AM radio disc jockeys had a problem with it too: The track was more than six minutes long, about twice as long as the brief songs preferred for a format designed to fit in as many commercials as possible. ("Help!" by the Beatles, released two months prior to the Dylan single, clocked in at a tidy 2:18.)
But "Like a Rolling Stone" was undeniable and all the elements that make it as affecting today as it was 47 years ago were immediately evident. The musicians featuring Mike Bloomfield on guitar, Al Kooper on organ and Bobby Gregg on drums whose opening whack on the snare drum is like gunfire rip into the track and Dylan responds with a stinging vocal that's as much spit and it is sung.
The lyrics dazzle no rock composer before or since has written anything that's both as specific and kaleidoscopic. (The "rolling stone" reference isn't culled from the Muddy Waters' "Rollin' Stone," by the way, but from Hank Williams' "Lost Highway.") Here there is little attempt to be cryptic or mystical. "Like A Rolling Stone" is about revenge. It's pure vitriol designed to devastate, a screed aimed directly at its victim. The subject of his wrath is someone of some financial means who's fallen from a lofty perch or is Dylan projecting what he'd like to happen to "Miss Lonely"? (Remember, the opening lyric is the fairytale-like "Once upon a time ) Money's gone so friends have fled. Turns out the haughty player's been played.

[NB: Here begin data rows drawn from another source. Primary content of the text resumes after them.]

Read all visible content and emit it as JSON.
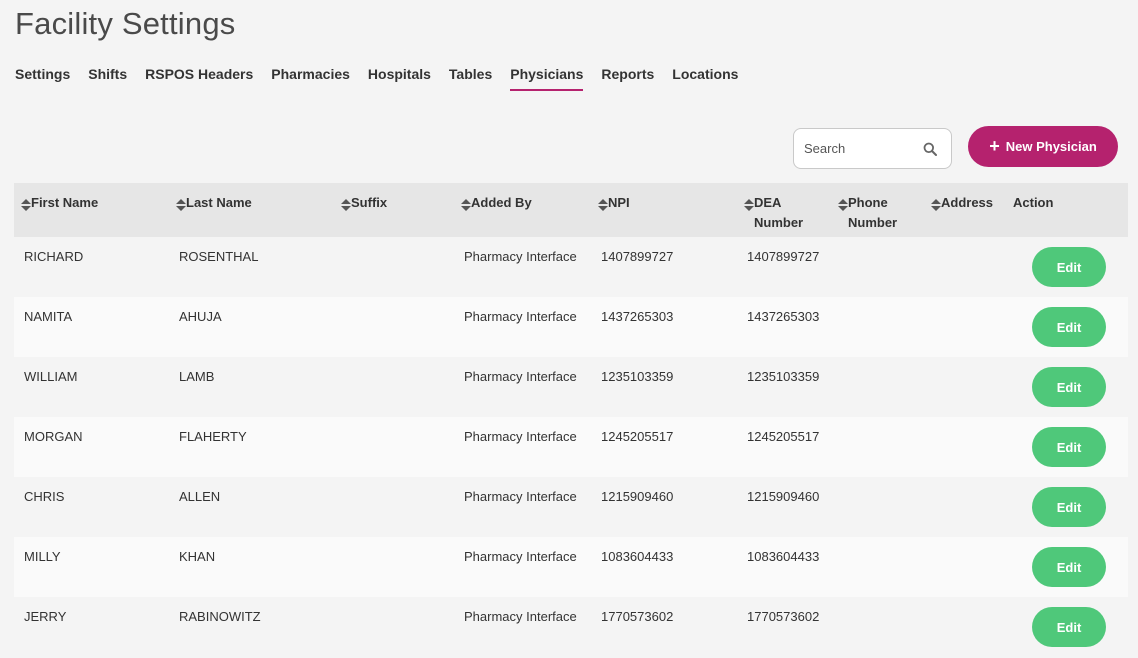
{
  "page": {
    "title": "Facility Settings"
  },
  "tabs": [
    {
      "label": "Settings"
    },
    {
      "label": "Shifts"
    },
    {
      "label": "RSPOS Headers"
    },
    {
      "label": "Pharmacies"
    },
    {
      "label": "Hospitals"
    },
    {
      "label": "Tables"
    },
    {
      "label": "Physicians",
      "active": true
    },
    {
      "label": "Reports"
    },
    {
      "label": "Locations"
    }
  ],
  "toolbar": {
    "search_placeholder": "Search",
    "new_button_label": "New Physician",
    "search_icon": "search-icon",
    "plus_icon": "plus-icon"
  },
  "table": {
    "columns": [
      {
        "label": "First Name",
        "sortable": true
      },
      {
        "label": "Last Name",
        "sortable": true
      },
      {
        "label": "Suffix",
        "sortable": true
      },
      {
        "label": "Added By",
        "sortable": true
      },
      {
        "label": "NPI",
        "sortable": true
      },
      {
        "label": "DEA Number",
        "sortable": true
      },
      {
        "label": "Phone Number",
        "sortable": true
      },
      {
        "label": "Address",
        "sortable": true
      },
      {
        "label": "Action",
        "sortable": false
      }
    ],
    "rows": [
      {
        "first": "RICHARD",
        "last": "ROSENTHAL",
        "suffix": "",
        "added_by": "Pharmacy Interface",
        "npi": "1407899727",
        "dea": "1407899727",
        "phone": "",
        "address": "",
        "action": "Edit"
      },
      {
        "first": "NAMITA",
        "last": "AHUJA",
        "suffix": "",
        "added_by": "Pharmacy Interface",
        "npi": "1437265303",
        "dea": "1437265303",
        "phone": "",
        "address": "",
        "action": "Edit"
      },
      {
        "first": "WILLIAM",
        "last": "LAMB",
        "suffix": "",
        "added_by": "Pharmacy Interface",
        "npi": "1235103359",
        "dea": "1235103359",
        "phone": "",
        "address": "",
        "action": "Edit"
      },
      {
        "first": "MORGAN",
        "last": "FLAHERTY",
        "suffix": "",
        "added_by": "Pharmacy Interface",
        "npi": "1245205517",
        "dea": "1245205517",
        "phone": "",
        "address": "",
        "action": "Edit"
      },
      {
        "first": "CHRIS",
        "last": "ALLEN",
        "suffix": "",
        "added_by": "Pharmacy Interface",
        "npi": "1215909460",
        "dea": "1215909460",
        "phone": "",
        "address": "",
        "action": "Edit"
      },
      {
        "first": "MILLY",
        "last": "KHAN",
        "suffix": "",
        "added_by": "Pharmacy Interface",
        "npi": "1083604433",
        "dea": "1083604433",
        "phone": "",
        "address": "",
        "action": "Edit"
      },
      {
        "first": "JERRY",
        "last": "RABINOWITZ",
        "suffix": "",
        "added_by": "Pharmacy Interface",
        "npi": "1770573602",
        "dea": "1770573602",
        "phone": "",
        "address": "",
        "action": "Edit"
      }
    ]
  },
  "colors": {
    "accent": "#b5226e",
    "edit_button": "#4fc87a",
    "header_row": "#e6e6e6",
    "background": "#f4f4f4"
  }
}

It's probably a mistake to think Dylan is addressing a lover who's scorned him or even a woman: The use of "Miss Lonely" is the only genre-specific phrase in the song, though he employs the term "doll" and advises "You'd been lift your diamond ring, you'd better pawn it, babe." The song's last verse ends with a bit of harsh advise: "Go to him now, he calls you, you can't refuse/When you ain't got nothing, you've got nothing to lose/You're invisible now/You've got no secrets to conceal." "Like Rolling Stone" is bitter to the end. The narrator is addressing the damned.
Bob Dylan has said "Like a Rolling Stone" is his best composition. It's widely admired by rock musicians who see it as the pinnacle of the form. Frank Zappa said the recording made him want to quit the business. "If this wins and it does what it's supposed to do," he said of the track, "I don't need to do anything else." What "Like a Rolling Stone" did was validate rock as an art form.
What's your opinion of "Like a Rolling Stone"? Can you recall the first time you heard it? Bruce Springsteen said he was with his mother in the family car listening to the radio when he first came across "Like a Rolling Stone." (The snare shot, he said, "sounded like somebody had kicked open the door to your mind.") Does it still seem as thrilling to you as it did back then?